I also found it attributed to a sportswriter writing it about Sam McDowell.
Glen
Damn, Glen. That’s some serious research you’ve been up to. It could just be one of those apocryphal sayings that have been around forever, now more or less in the public domain. Perhaps we’ll never know where it originally came from. I wonder if the library attached to the Baseball HOF in Cooperstown would know? Could be worth finding out.
Thanks again,
Bill
Thanks for looking that up, Glen. I know I’ve heard that line before, but I have no idea where it originally came from.
Much appreciated,
Bill
Serious research? Ha ha! I know you’re kidding! Nah, took a total of ten minutes, altogether, at the most!
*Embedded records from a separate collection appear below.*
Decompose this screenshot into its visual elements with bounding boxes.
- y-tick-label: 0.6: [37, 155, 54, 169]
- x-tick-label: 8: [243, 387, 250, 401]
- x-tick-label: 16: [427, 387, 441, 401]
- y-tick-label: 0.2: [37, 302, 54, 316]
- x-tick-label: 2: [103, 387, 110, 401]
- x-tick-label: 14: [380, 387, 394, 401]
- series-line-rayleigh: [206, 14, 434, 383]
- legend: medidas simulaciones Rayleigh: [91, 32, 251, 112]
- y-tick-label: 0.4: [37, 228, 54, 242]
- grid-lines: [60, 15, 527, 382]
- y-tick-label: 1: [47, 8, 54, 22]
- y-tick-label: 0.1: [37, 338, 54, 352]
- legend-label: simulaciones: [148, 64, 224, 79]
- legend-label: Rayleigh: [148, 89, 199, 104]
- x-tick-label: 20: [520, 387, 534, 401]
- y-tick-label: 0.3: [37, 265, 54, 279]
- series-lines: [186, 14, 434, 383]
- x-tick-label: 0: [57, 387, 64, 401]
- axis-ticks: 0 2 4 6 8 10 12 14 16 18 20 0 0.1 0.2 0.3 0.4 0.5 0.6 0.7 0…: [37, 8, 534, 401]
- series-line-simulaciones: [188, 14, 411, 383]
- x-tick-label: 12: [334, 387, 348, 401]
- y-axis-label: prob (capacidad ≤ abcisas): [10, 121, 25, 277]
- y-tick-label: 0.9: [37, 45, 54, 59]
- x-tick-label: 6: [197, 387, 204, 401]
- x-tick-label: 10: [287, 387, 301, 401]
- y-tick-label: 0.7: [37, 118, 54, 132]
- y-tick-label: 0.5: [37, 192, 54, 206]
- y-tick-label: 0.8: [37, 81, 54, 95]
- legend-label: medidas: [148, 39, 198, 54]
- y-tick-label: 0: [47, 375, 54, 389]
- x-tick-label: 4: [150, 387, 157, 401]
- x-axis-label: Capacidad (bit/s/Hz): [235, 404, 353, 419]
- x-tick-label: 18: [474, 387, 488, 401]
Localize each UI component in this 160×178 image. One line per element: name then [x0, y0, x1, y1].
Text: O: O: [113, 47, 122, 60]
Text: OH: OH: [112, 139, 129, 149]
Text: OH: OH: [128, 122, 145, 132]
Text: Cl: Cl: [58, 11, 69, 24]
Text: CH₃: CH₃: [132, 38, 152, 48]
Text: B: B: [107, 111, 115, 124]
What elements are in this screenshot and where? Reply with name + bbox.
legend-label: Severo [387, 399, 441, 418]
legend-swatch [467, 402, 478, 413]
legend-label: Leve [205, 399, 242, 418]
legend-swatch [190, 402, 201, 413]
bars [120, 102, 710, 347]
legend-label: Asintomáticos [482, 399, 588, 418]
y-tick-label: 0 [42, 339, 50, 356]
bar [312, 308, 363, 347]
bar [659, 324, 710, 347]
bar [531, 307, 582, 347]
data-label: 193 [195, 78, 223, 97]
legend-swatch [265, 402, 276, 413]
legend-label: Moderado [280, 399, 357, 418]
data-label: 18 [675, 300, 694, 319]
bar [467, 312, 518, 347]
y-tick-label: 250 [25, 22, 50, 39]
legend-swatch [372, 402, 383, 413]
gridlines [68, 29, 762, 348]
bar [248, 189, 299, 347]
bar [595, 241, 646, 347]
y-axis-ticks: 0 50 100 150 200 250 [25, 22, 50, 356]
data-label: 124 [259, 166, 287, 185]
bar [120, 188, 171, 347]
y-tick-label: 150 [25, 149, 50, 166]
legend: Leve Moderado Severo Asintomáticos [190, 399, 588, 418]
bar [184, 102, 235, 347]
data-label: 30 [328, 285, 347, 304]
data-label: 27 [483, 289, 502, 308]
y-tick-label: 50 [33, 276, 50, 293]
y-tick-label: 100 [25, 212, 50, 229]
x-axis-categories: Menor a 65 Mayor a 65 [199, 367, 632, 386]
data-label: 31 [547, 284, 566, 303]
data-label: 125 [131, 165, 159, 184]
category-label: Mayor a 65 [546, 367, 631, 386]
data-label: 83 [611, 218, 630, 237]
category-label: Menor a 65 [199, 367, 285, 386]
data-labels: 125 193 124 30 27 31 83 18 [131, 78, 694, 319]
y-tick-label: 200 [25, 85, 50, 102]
If someone told me, only 15 years ago or so, that someday you’d be able to look up all of this stuff without going to the library, I’d say “Yeah, RIGHT!!!”
Glen
Library? What’s a library? Do they still make those? 🙂
Is Young the guy they had the “Million dollar arm and ten cent head” crack about?
v
It might very well have been. I have to admit that ’92 was a year for me where I wasn’t following baseball all that closely.
-Bill
At the time, I couldn’t believe it! I couldn’t believe that ANYONE would ever equal, let alone PASS, Roger Craig’s (Mets’ Hard Luck Loser) record for consecutive losses (18 in 1963). But Anthony Young did it. I was rooting for him NOT to do it, because Roger Craig was such a symbol of the futility of the Mets early years.
Speaking of Craig, I met him ten years ago at a Brooklyn Dodgers thing at a recreation center in Freeport, Long Island. I came all the way from where I was living at the time, in Syracuse, 300 miles away, to go to this. I also met Joan Hodges, the widow of Gil Hodges, Dick Williams, Joe Pignatano, and Johnny Podres. What a thrill!
But the BEST thing was meeting Tommy Holmes. I found my father with a rolled up newspaper, and Tommy Holmes was teaching him the best way to hit!!! (He had the National League hitting streak record until Pete Rose broke it). He spent a short time with the Dodgers; he was mostly with the Boston Braves. He told my father that he was going to mention him in his autobiography that he was working on. Sadly, I don’t think that Holmes ever finished the autobiography because he died not too long after that. He was a nice guy. My father said that he and Holmes were talking and kidding around for about a half-hour.
The BEST part of the day, at least for me, though, was when my father and I were sitting on this wall in the parking lot of the rec center, just sitting there, enjoying the day. I was wearing my Brooklyn Dodgers cap, and he was wearing an Ebbets Field cap. Well, this big amiable guy comes out of nowhere and pulled on the brim of my father’s cap and said, “I like this cap!” Then he comes over to me and he tugged on the brim of my Brooklyn Dodgers cap and said, “I like THIS one, too!” He then walked towards his car, a Cadillac. I hollered over to him, “Were you with the Dodgers?” and he just said, “Yeah!” Well, then I noticed the license plate on his car was an Indiana plate, and as he drove away, I realized that that guy was none other than CARL ERSKINE! What a great guy! And what a thrill that was, for both my father and me!
Glen
Man, I am so jealous. Wish I could have been there. I would love to have Met those old Brooklyn Dodgers / Mets players.
Great story,
Bill
Thank God, YES, they still make libraries! And I hope that they always DO!
Glen
Yeah, I go to the local one about once per week, and I take the kids there over the summer once in a while.